Très chère rentrée des classes…
Les réformes en cours dans l’Education nationale pèsent lourd sur les finances des Régions. Et des incertitudes demeurent. Décryptage.
Ça bouge dans l’Education nationale, ça bouge même beaucoup. Et les Régions, dont le rôle en matière de formation n’a cessé de croître au fil des années, sont évidemment concernées au premier chef. Prenez la réforme du lycée : c’est, sur trois ans, de la seconde à la terminale, l’ensemble des programmes qui va changer du tout au tout. Et donc, l’ensemble des manuels scolaires, qu’ils soient imprimés sur papier ou présentés sous format numérique.

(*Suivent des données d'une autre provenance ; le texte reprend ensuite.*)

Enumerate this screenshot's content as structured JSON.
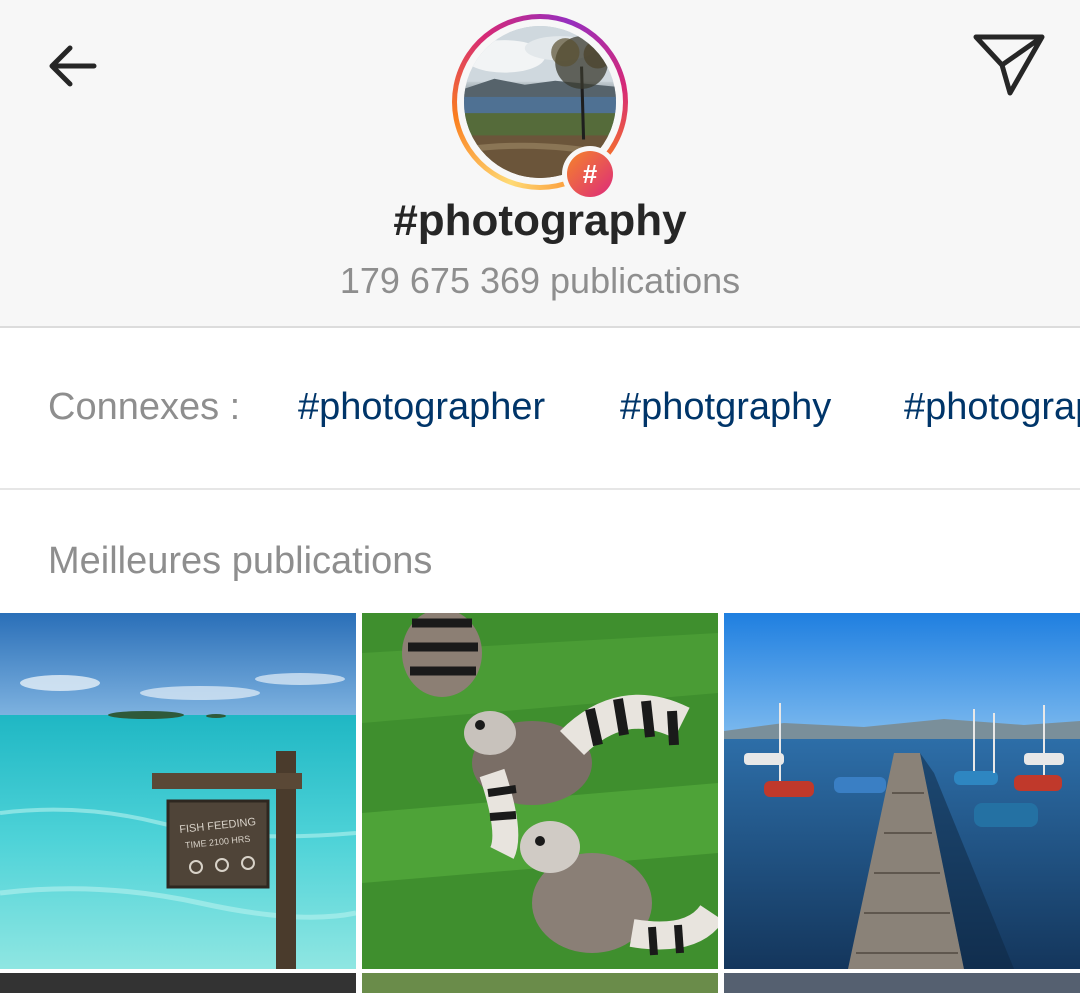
{
  "header": {
    "tag_title": "#photography",
    "post_count": "179 675 369 publications",
    "hash_symbol": "#"
  },
  "related": {
    "label": "Connexes :",
    "tags": [
      "#photographer",
      "#photgraphy",
      "#photography"
    ]
  },
  "top_posts": {
    "title": "Meilleures publications",
    "tiles": [
      "maldives-lagoon-sign",
      "ring-tailed-lemurs",
      "harbor-pier-boats"
    ],
    "sign_text": "FISH FEEDING TIME 2100 HRS"
  },
  "colors": {
    "link": "#003569",
    "secondary_text": "#8e8e8e",
    "primary_text": "#262626"
  },
  "icons": {
    "back": "arrow-left-icon",
    "share": "paper-plane-icon",
    "hashtag": "hashtag-icon"
  }
}
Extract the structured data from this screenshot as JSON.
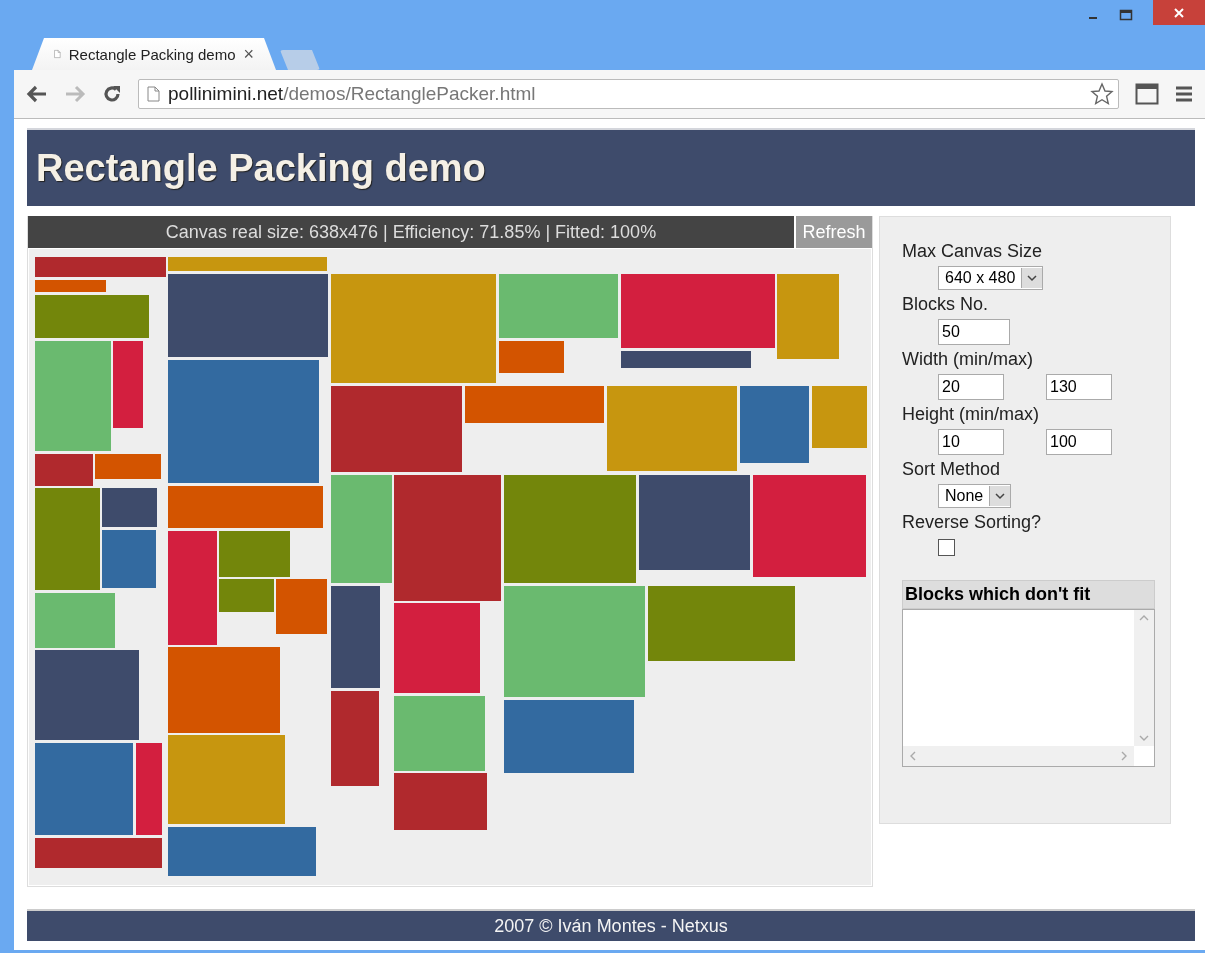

Or les Régions prennent en charge tout ou partie de cet équipement à renouveler complètement en fonction des programmes. On assiste donc en cette rentrée 2019 à une “explosion des charges”, selon le mot de François Bonneau, président délégué de Régions de France : entre 260 M€ et 320 M€ de dépenses supplémentaires. Avec en prime, un véritable “trou noir en termes de responsabilité publique”. Car si, pour l’école primaire, la responsabilité des outils pédagogiques incombe aux communes, si pour les collèges, l’Etat délègue les investissements aux Départements, en ce qui concerne les lycées, “la loi ne dit rien”. Et donc, si les Régions n’interviennent pas, la totalité de la dépense incombe aux familles.Bien entendu, il n’en est rien, et toutes les Régions ont engagé les sommes nécessaires pour financer, en totalité ou en partie, ces nouveaux outils pédagogiques. On a ainsi vu dans les premiers jours de septembre, plusieurs présidents de Région se livrer à l’exercice imposé de la distribution des tablettes numériques dans les établissements dépendant de leur compétence. “Si l’on prend le cas de ma propre Région, précise François Bonneau par ailleurs président du conseil régional de Centre-Val de Loire, nous passons de 750.000 € en 2018, à un coût de 2,5 à 3 M€ pour l’achat des manuels et le renouvellement des licences pour les tablettes numériques.”
Avec le “contrat de Cahors”, c’est la double peine…
En plus c’est la double peine : de tels investissements supplémentaires risquent de pousser les Régions à dépasser les 1,2 % de hausse autorisée, s’agissant de leurs dépenses de fonctionnement. Donc à ne pas respecter le dispositif dit “contrat de Cahors”. Et à être sanctionnée par le gouvernement pour un excès de dépenses… dont le gouvernement est à l’origine.
On retrouve d’ailleurs là une revendication exprimée dès le départ par les présidents de Régions : que les dépenses supplémentaires induites par des réformes gouvernementales soient automatiquement sorties du Pacte budgétaire signé avec l’Etat, de ces fameux “contrats de Cahors”. Le ministre Jean-Michel Blanquer s’est engagé à prendre cette demande en considération, mais verbalement : quand on parle de “trou noir”…
D’autant que ce changement n’est pas le seul à toucher de plein fouet les Régions. Car la rentrée est également marquée par la mise en œuvre de la nouvelle compétence des Régions sur l’orientation. L’enjeu est considérable : selon une enquête du Credoc réalisée en décembre 2018, un jeune sur deux déclare ne pas avoir été bien accompagné dans son orientation par son établissement scolaire. Une réalité insupportable en un moment où la France souffre d’un énorme décalage entre l’offre d’emplois non pourvus et le nombre de chômeurs.Inter
Les Régions perdent l’apprentissage mais récupèrent l’orientation
Cette nouvelle compétence, qui se traduit notamment par un transfert aux Régions d’une partie des personnels de l’Etat dédiés à cette mission (ONISEP) représente pour les Régions un “formidable défi, même si les Régions ont des moyens limités, mais ont aussi l’ambition de fédérer l’existant. Cette nouvelle compétence est centrale et nous nous engageons pour créer l’indispensable connexion entre le monde économique et celui de l’éducation”, selon les termes de François Bonneau.
Les actions prévues par les Régions seront adaptées aux caractéristiques, cultures et besoins locaux. Elles ont été précédées de vastes consultations organisées en Région pour connaître les attentes des usagers et acteurs. Mais elles sont évidemment compliquées par la réforme de l’apprentissage et le retrait historique de la compétence régionale dans ce domaine : “cette réforme n’est pas la nôtre”, rappelle fermement François Bonneau en évoquant les vives inquiétudes qu’elle continue de susciter. En un moment où les résultats de l’apprentissage en France n’ont jamais été aussi bons… grâce à l’action des Régions.